A lost soul from the Irish Diaspora

A lost soul from the Irish Diaspora
London-Irish voices from our great Diaspora 1851

These days we hear a great deal about the Irish Diaspora. But all too often this means the life stories of those who did well in other parts of the world; the mass of emigrants become in a sense an amorphous cloud of exiled poverty. Now and again though we catch the voices of individuals.

The interviews Henry Mayhew (one of the founders of Punch) made on the streets with London poor and working people are a monument of social inquiry – the like is unknown here.

From his pages some Irish voices speak out, and they remind us that when we speak of hard times, they were once for many far harder. Mr Mayhew calculated their sale, at the time he wrote, at nearly fifteen and a half million oranges annually.

The orange trade was almost entirely in the hands of the Irish and a poor Irishwoman, neither squalid in appearance nor ragged in dress, though looking pinched and wretched, gave Mayhew the following story. Her history was one common to her class.

The orange street seller 

“I was brought over here, sir, when I was a girl, but my father and mother died two or three years after. I was in service then, and very good service I continued in as a maid-of-all-work, and very kind people I met; yes, indeed, though I was Irish and a Catholic, and they was English Protistants.
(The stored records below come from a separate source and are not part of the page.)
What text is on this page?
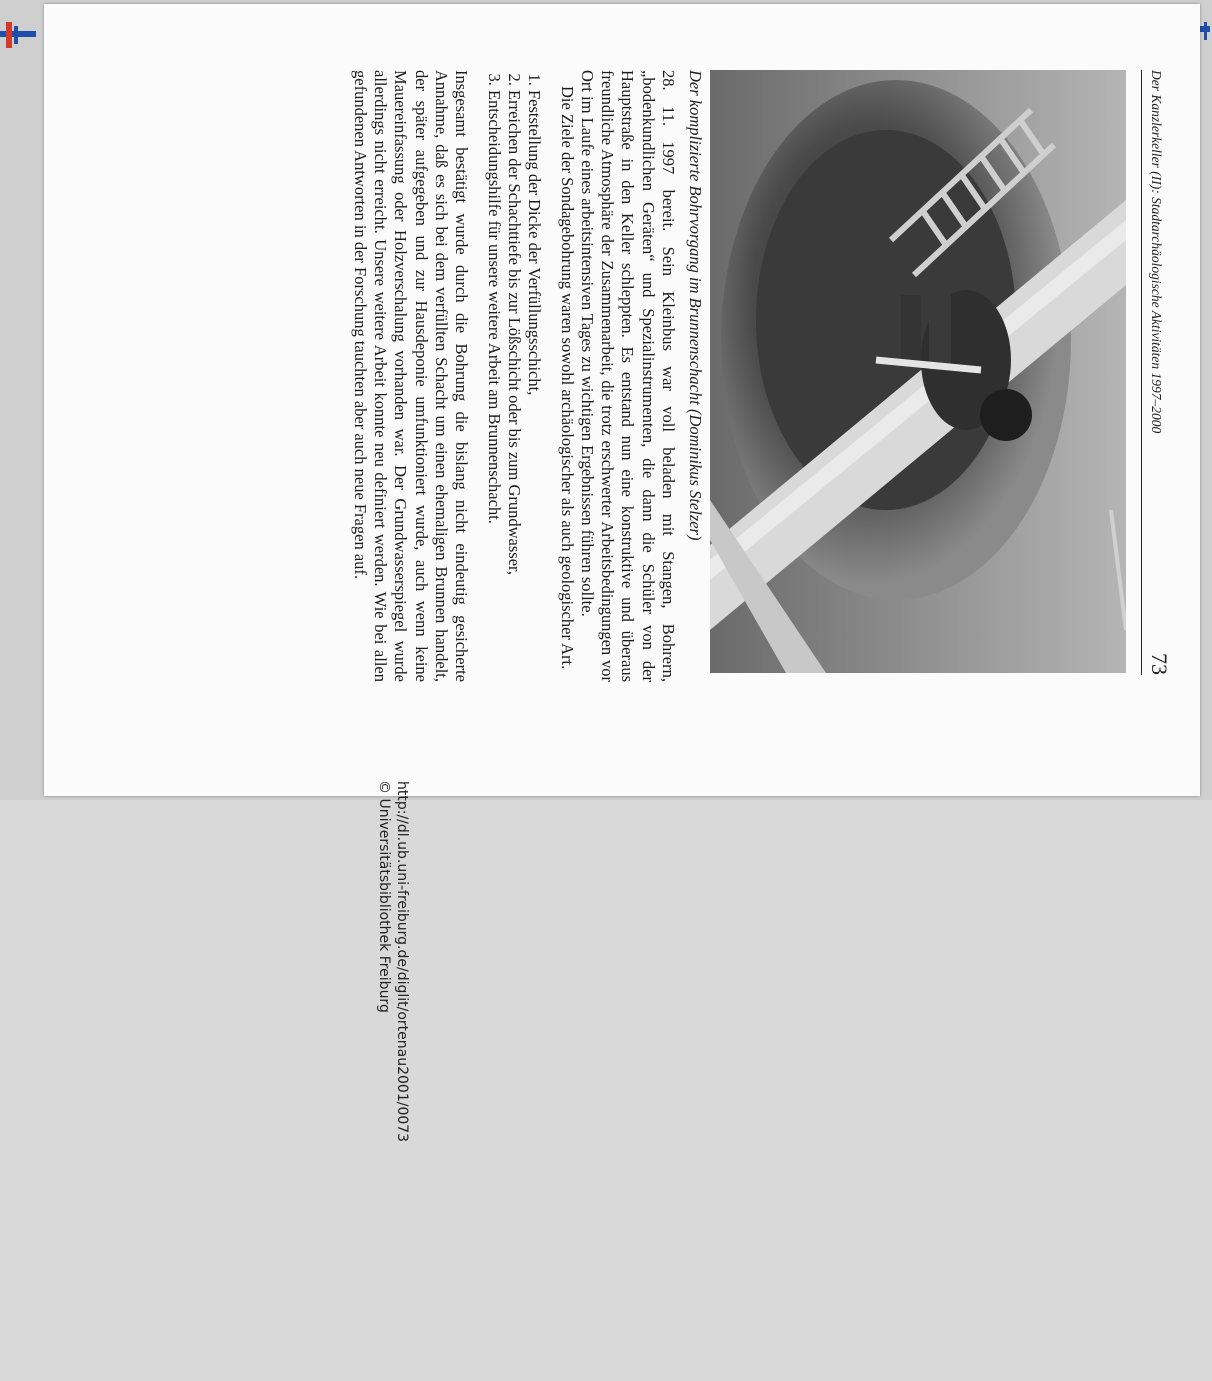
Der Kanzlerkeller (II): Stadtarchäologische Aktivitäten 1997–2000
73
Der komplizierte Bohrvorgang im Brunnenschacht (Dominikus Stelzer)

28. 11. 1997 bereit. Sein Kleinbus war voll beladen mit Stangen, Bohrern, „bodenkundlichen Geräten“ und Spezialinstrumenten, die dann die Schüler von der Hauptstraße in den Keller schleppten. Es entstand nun eine konstruktive und überaus freundliche Atmosphäre der Zusammenarbeit, die trotz erschwerter Arbeitsbedingungen vor Ort im Laufe eines arbeitsintensiven Tages zu wichtigen Ergebnissen führen sollte.

Die Ziele der Sondagebohrung waren sowohl archäologischer als auch geologischer Art.

1. Feststellung der Dicke der Verfüllungsschicht,
2. Erreichen der Schachttiefe bis zur Lößschicht oder bis zum Grundwasser,
3. Entscheidungshilfe für unsere weitere Arbeit am Brunnenschacht.

Insgesamt bestätigt wurde durch die Bohrung die bislang nicht eindeutig gesicherte Annahme, daß es sich bei dem verfüllten Schacht um einen ehemaligen Brunnen handelt, der später aufgegeben und zur Hausdeponie umfunktioniert wurde, auch wenn keine Mauereinfassung oder Holzverschalung vorhanden war. Der Grundwasserspiegel wurde allerdings nicht erreicht. Unsere weitere Arbeit konnte neu definiert werden. Wie bei allen gefundenen Antworten in der Forschung tauchten aber auch neue Fragen auf.

http://dl.ub.uni-freiburg.de/diglit/ortenau2001/0073
© Universitätsbibliothek Freiburg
“I saved a little money there, and got married. My husband’s a labourer; and when he’s in full worruk he can earn 12s. or 14s. a week, for he’s a good hand and harrud-worruking man, and we do middlin’ thin.

“He’s out of worruk now, and I’m forced to thry and sill a few oranges to keep a bit of life in us, and my husband minds the childer. Bad as I do, I can do 1d. or 2d. a day profit betther than him, poor man! for he’s tall and big, and people thinks, if he goes round with a few oranges, it’s just from idleniss; and the Lorrud above knows he’ll always worruk whin he can.

“He goes sometimes whin I’m harrud tired. One of us must stay with the childer, for the youngist is not three and the ildist not five.

“We don’t live, we starruve.

“We git a few ‘taties, and sometimes a plaice. Today I’ve not taken 3d. as yit, sir, and it’s past three. Oh, no, indeed and indeed, thin, I don’t make 9d. a day. We live accordingly, for there’s is. 3d. a week for rint.

“I have very little harrut to go into the public-houses to sill oranges, for they begins flying out about the Pope and Cardinal Wiseman, as if I had anything to do with it.

“And that’s another reason why I like my husband to stay at home, and me to go out, because he’s a hasty man, and might get into throuble. I don’t know what will become of us, if times don’t turn.”

A girl with a fruit stall 

Mr Mayhew also took a statement from another young woman, of whose age it was not easy to form a conjecture, as she looked much older than the 18 or 19 years old she thought herself to be.

“I live by keepin’ this fruit stall. It’s a poor livin’ when I see how others live. Yes, in thruth, sir, but it’s thankful I am for to be able to live at all, at all; throth it is, in these sore times.

“My father and mother are both did. God be gracious to their sowls! They was evicted. The family of us was. The thatch of the bit o’ home was tuk off above our hids, and we were lift to the wide worruld — yis, indeed, sir, and in the open air too. The rint wasn’t paid and it couldn’t be paid, and so we had to face the wither.

“It was a sorrowful time. But God was good, and so was the neighbours. And when we saw the praste, he was a frind to us. And we came to this counthry, though I’d always heard it called a black counthry.

There’s a good many young payple I know is now sillin’ in the streets becase they was evicted in their own counthry”

“Sure, an’ there’s much in it to indhure. There’s goin’s on in it, sir, that the praste, God rewarrud him! Wouldn’t like to see. There’s bad ways. I won’t talk about thim, and I’m sure you are too much of a gintlemin to ask me; for if you know Father, that shows you are the best of gintlemin, sure.

“It was the eviction that brought us here. We walked all the long way to London. My parints died of the cholera, and I live with mysilf, but my aunt lodges me and sees to me. She sills in the sthreets too. I don’t make 7d. a day. I may make 6d. There’s a good many young payple I know is now sillin’ in the streets becase they was evicted in their own counthry. I suppose they had nowhere ilse to come to.

“I’m nivir out of a night. I sleep with my aunt and we keep to oursilves sure. I very sildom taste mate, but perhaps I do oftener than before we was evicted — Glory be to God.”

[Extracted from The Street Trader’s Lot – London 1851, being an account of the lives, miseries, joys and chequered activities of the London Street Sellers as recorded by their contemporary Henry Mayhew, edited by Stanley Rubinstein (London: The Sylvan Press, 1947). The illustration is an engraving based on a photograph, one of a series, by a Mr Beard, commissioned by Henry Mayhew.]